Sunday, May 10, 2009

What 'better jobs'?

Every time conservatives open their mouths these days they confirm how wise the American electorate was to boot them from power in the last two election cycles.

In a piece about what it describes as a patchwork system of social programs for the needy, the New York Times quotes a Heritage Foundation flack named Stuart Butler on why social programs are a bad idea during a recession.

Aid programs spend hundreds of billions of dollars and reach tens of millions of people; the food stamp program alone covers more than one in 10 Americans. Yet the safety net leaves few camps satisfied. Liberals say programs are weak compared with other rich countries and are overly deferential to states. Conservatives fault costs and complexity and warn that aid can do harm.

With generous programs “you could be discouraging people from seeking better jobs,” said Stuart Butler of the Heritage Foundation.
What 'better jobs' is he talking about?

The unemployment rate is almost 9 percent. Nearly 14 million people are out of work. Even though the rate of job loss has slowed due to President Obama's stimulus strategy, the economy is still losing more than 500,000 jobs a month.

Yet the Heritage Foundation thinks the problem is that unemployment benefits and food stamps are sapping people's motivation to "seek better jobs." What planet do these people come from where good, well-paying jobs grow on trees and all you have to do is go out and pick one?

Conservatism is a bankrupt, impotent movement that has failed to meet the felt needs of the people that it seeks to serve. Its failures are manifest and are the direct result of its slavish devotion to disproved ideas.
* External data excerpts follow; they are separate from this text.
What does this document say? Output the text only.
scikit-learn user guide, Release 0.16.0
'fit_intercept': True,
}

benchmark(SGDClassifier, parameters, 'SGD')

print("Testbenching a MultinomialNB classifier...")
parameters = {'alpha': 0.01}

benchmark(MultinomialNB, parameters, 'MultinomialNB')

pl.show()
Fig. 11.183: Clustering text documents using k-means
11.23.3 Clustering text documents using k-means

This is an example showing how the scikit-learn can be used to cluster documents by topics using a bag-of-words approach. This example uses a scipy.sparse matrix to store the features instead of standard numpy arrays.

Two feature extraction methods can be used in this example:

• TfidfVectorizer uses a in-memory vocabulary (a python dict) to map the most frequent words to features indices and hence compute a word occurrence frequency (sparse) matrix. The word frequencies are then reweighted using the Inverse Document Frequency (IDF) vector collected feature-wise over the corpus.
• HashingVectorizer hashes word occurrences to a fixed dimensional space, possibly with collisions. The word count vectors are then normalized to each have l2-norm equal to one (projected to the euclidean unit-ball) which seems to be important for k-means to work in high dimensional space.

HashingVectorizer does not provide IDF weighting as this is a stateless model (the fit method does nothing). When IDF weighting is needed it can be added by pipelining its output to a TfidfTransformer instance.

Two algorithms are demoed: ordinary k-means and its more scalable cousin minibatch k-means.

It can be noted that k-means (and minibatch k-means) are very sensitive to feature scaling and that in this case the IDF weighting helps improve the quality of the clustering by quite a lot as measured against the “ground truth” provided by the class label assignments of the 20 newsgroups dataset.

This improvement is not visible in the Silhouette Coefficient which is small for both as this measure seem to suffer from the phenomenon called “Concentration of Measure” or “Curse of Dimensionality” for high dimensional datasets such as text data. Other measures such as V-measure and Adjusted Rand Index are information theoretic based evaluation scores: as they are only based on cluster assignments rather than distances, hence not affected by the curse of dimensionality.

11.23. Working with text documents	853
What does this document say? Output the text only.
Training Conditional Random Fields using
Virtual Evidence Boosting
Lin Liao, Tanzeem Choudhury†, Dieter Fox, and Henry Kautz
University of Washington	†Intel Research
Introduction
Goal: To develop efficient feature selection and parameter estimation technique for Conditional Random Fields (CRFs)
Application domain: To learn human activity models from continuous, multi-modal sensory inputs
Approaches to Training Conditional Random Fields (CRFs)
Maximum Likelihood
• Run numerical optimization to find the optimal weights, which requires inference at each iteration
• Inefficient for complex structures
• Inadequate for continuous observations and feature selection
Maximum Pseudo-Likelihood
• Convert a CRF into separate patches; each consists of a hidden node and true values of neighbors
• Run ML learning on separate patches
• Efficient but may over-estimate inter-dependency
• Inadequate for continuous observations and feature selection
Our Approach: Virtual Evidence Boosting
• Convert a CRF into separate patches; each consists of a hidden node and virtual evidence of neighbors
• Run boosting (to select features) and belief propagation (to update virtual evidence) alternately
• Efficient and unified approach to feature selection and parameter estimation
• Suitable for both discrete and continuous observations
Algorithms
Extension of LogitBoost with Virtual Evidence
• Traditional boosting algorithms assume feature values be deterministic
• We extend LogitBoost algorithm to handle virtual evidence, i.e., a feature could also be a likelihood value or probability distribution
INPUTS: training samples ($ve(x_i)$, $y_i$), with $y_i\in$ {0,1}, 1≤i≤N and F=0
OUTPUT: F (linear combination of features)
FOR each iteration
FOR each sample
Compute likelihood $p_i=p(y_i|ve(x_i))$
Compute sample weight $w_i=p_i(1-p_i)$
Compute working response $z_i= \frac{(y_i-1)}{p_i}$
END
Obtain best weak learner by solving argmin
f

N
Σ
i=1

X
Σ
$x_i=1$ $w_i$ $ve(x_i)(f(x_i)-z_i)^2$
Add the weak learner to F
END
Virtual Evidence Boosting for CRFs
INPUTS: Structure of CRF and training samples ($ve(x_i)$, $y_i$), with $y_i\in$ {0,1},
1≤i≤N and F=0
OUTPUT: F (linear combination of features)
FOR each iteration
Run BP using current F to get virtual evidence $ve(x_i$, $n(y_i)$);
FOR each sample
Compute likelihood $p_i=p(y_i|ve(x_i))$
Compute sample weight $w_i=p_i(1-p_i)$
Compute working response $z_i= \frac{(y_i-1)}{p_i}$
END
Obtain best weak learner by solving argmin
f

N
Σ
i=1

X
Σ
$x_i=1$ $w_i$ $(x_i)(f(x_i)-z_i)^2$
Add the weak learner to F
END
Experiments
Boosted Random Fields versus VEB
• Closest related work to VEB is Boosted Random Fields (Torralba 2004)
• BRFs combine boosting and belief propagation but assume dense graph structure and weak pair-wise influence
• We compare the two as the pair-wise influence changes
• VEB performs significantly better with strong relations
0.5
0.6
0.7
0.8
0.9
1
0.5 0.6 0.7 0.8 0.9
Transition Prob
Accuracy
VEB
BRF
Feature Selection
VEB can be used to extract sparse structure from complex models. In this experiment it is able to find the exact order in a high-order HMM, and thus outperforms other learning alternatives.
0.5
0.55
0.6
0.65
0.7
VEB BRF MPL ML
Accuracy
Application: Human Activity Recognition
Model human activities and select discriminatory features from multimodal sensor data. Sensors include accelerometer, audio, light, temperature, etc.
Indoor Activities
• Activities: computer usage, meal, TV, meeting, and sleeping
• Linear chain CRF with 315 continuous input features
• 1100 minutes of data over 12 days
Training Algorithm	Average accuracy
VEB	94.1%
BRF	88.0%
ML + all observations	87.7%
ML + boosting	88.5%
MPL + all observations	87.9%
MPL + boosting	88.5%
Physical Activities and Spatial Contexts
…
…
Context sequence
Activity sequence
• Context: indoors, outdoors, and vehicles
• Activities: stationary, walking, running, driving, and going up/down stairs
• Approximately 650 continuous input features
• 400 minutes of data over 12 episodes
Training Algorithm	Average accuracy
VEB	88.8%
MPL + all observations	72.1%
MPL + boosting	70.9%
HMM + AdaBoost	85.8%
But our establishment media outlets still deem these ideas worthy of consideration. The New York Times included Butler's assertion about the harm posed by generous social programs and left it completely unchallenged, as though its validity is beyond dispute. They didn't even require him to explain what he meant. He was simply allowed to assert that aid to the needy during a recession of historical magnitude is a bad thing, and the Times was willing to take his word for it.

It would be laughable if it wasn't so dangerous.